Dead sheep and new lambs, E.B. White evocations of glory, simple images of time that even children can understand – these are the things I often look for in cinema. Le Quattro Volte (lit.: The Four Times) is filled with such simple observations. A shepherd in Calabria spends the last few days of his life doing what he has always done, cycling between the village and the fields with his herd of goats. When he passes at the end of the first act of the film, we return to the village for another round of wordless vignettes. This time we watch a clever dog set the herd free, a goat is born, a coffin buried, a string of such events unfold until the film vanishes in a wisp of smoke from the local charcoal heap. There is a lot of subtle Tati-like humor to the orchestration of these animals, especially a scene including a dog that deserves the best supporting actor Oscar this year. There are some abstract references to the pulse of life transferred via ancient rhythm through this village occupied by man and beast alike. But it is really just a film about life in a very Wilburian barnyard way.
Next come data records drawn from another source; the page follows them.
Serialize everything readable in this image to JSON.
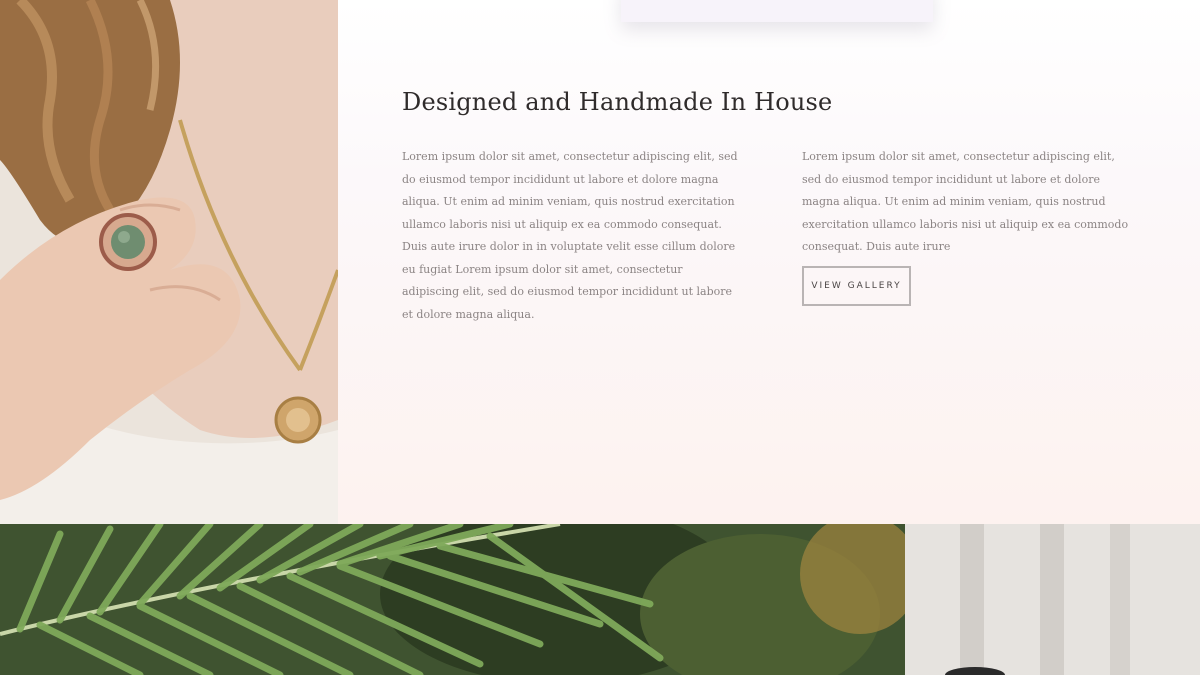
{
  "section": {
    "heading": "Designed and Handmade In House",
    "paragraph_left": "Lorem ipsum dolor sit amet, consectetur adipiscing elit, sed do eiusmod tempor incididunt ut labore et dolore magna aliqua. Ut enim ad minim veniam, quis nostrud exercitation ullamco laboris nisi ut aliquip ex ea commodo consequat. Duis aute irure dolor in in voluptate velit esse cillum dolore eu fugiat Lorem ipsum dolor sit amet, consectetur adipiscing elit, sed do eiusmod tempor incididunt ut labore et dolore magna aliqua.",
    "paragraph_right": "Lorem ipsum dolor sit amet, consectetur adipiscing elit, sed do eiusmod tempor incididunt ut labore et dolore magna aliqua. Ut enim ad minim veniam, quis nostrud exercitation ullamco laboris nisi ut aliquip ex ea commodo consequat. Duis aute irure",
    "button_label": "VIEW GALLERY"
  },
  "images": {
    "left_photo": "woman-wearing-jade-ring-and-pendant-necklace",
    "bottom_photo": "palm-leaf-garden"
  },
  "colors": {
    "heading": "#2f2b2b",
    "body_text": "#8b8484",
    "button_border": "#b9b4b4",
    "background_top": "#ffffff",
    "background_bottom": "#fdf2ef"
  }
}
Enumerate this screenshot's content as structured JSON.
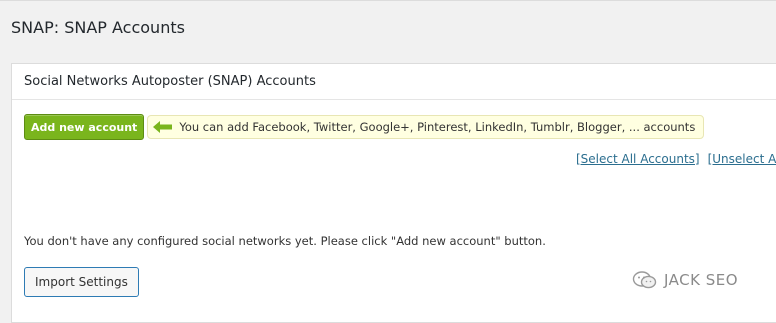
{
  "page": {
    "title": "SNAP: SNAP Accounts"
  },
  "panel": {
    "header": "Social Networks Autoposter (SNAP) Accounts",
    "add_button": "Add new account",
    "hint_text": "You can add Facebook, Twitter, Google+, Pinterest, LinkedIn, Tumblr, Blogger, ... accounts",
    "select_all": "[Select All Accounts]",
    "unselect_all": "[Unselect All A",
    "empty_message": "You don't have any configured social networks yet. Please click \"Add new account\" button.",
    "import_button": "Import Settings"
  },
  "watermark": {
    "text": "JACK SEO",
    "icon": "wechat-icon"
  },
  "colors": {
    "add_button": "#7ab51d",
    "hint_background": "#ffffe1",
    "link": "#2b6e8f",
    "import_border": "#2e7bb4"
  }
}
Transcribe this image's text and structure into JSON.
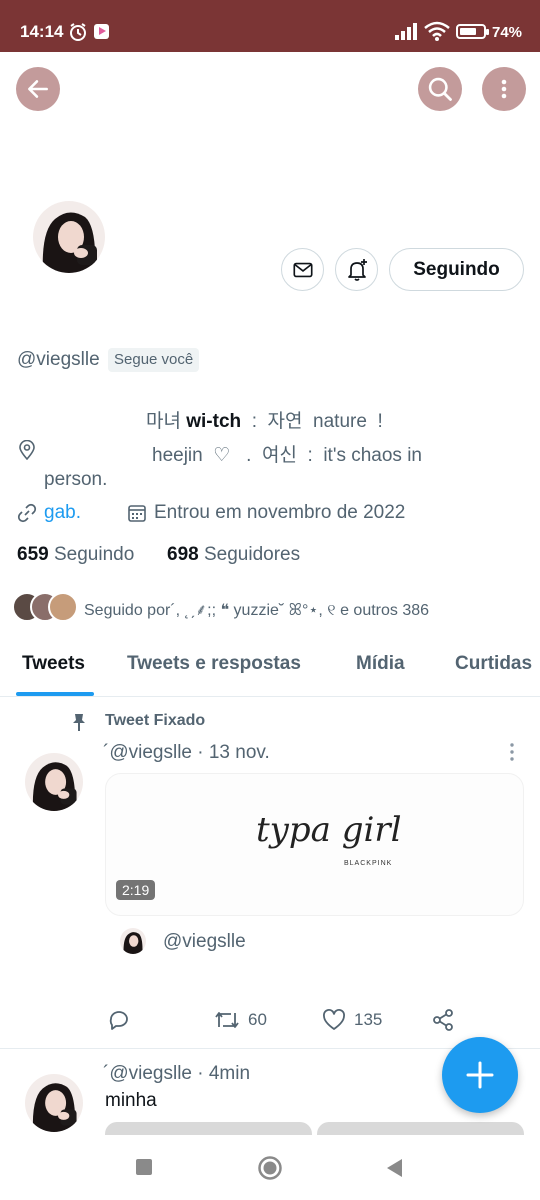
{
  "status_bar": {
    "time": "14:14",
    "battery_percent": 74,
    "battery_label": "74%"
  },
  "header": {
    "back_icon": "arrow-left-icon",
    "search_icon": "search-icon",
    "more_icon": "more-vertical-icon"
  },
  "profile": {
    "handle": "@viegslle",
    "follows_you": "Segue você",
    "bio_line1_a": "마녀 ",
    "bio_line1_b": "wi-tch",
    "bio_line1_c": "  :  자연  nature  !",
    "bio_line2": "heejin  ♡   .  여신  :  it's chaos in",
    "bio_line3": "person.",
    "link": "gab.",
    "joined": "Entrou em novembro de 2022",
    "following_count": "659",
    "following_label": "Seguindo",
    "followers_count": "698",
    "followers_label": "Seguidores",
    "followed_by": "Seguido por´, ˛ˏ⸙;; ❝ yuzzie˘ ꕤ°⋆, ୧ e outros 386"
  },
  "actions": {
    "message_icon": "mail-icon",
    "notify_icon": "bell-plus-icon",
    "follow_label": "Seguindo"
  },
  "tabs": [
    {
      "label": "Tweets",
      "active": true
    },
    {
      "label": "Tweets e respostas",
      "active": false
    },
    {
      "label": "Mídia",
      "active": false
    },
    {
      "label": "Curtidas",
      "active": false
    }
  ],
  "pinned_tweet": {
    "pinned_label": "Tweet Fixado",
    "header": "´@viegslle · 13 nov.",
    "media_title": "typa girl",
    "media_subtitle": "BLACKPINK",
    "duration": "2:19",
    "quoted_handle": "@viegslle",
    "retweets": "60",
    "likes": "135"
  },
  "second_tweet": {
    "header": "´@viegslle · 4min",
    "text": "minha"
  },
  "colors": {
    "status_bar": "#7b3535",
    "header_buttons": "#c39b9b",
    "accent": "#1d9bf0"
  }
}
A Third Time: Today is the last day my daughter will ever be four years old. Time has turned this bairn that once giggled in the crook of my arm into an acrobatic streak of uncontained life. She can do the monkey bars by herself. She can sit through three chapters of The Secret Garden. She goes to school and sits in a desk with her pencils in a neat little row. She can recite her phone number. She asked me this morning: Can I dance on your feet one last time as a four year old? Of course you can. Yesterday, my wife asked me to write her a letter every year in anticipation of her birthday, to be delivered in a heap upon her 18th year. Of course I will. Filled with simple images, recollections, passages from treasured books about the stuff of life, I am sure that these letters will be filled, time and time again, with “the glory of everything.”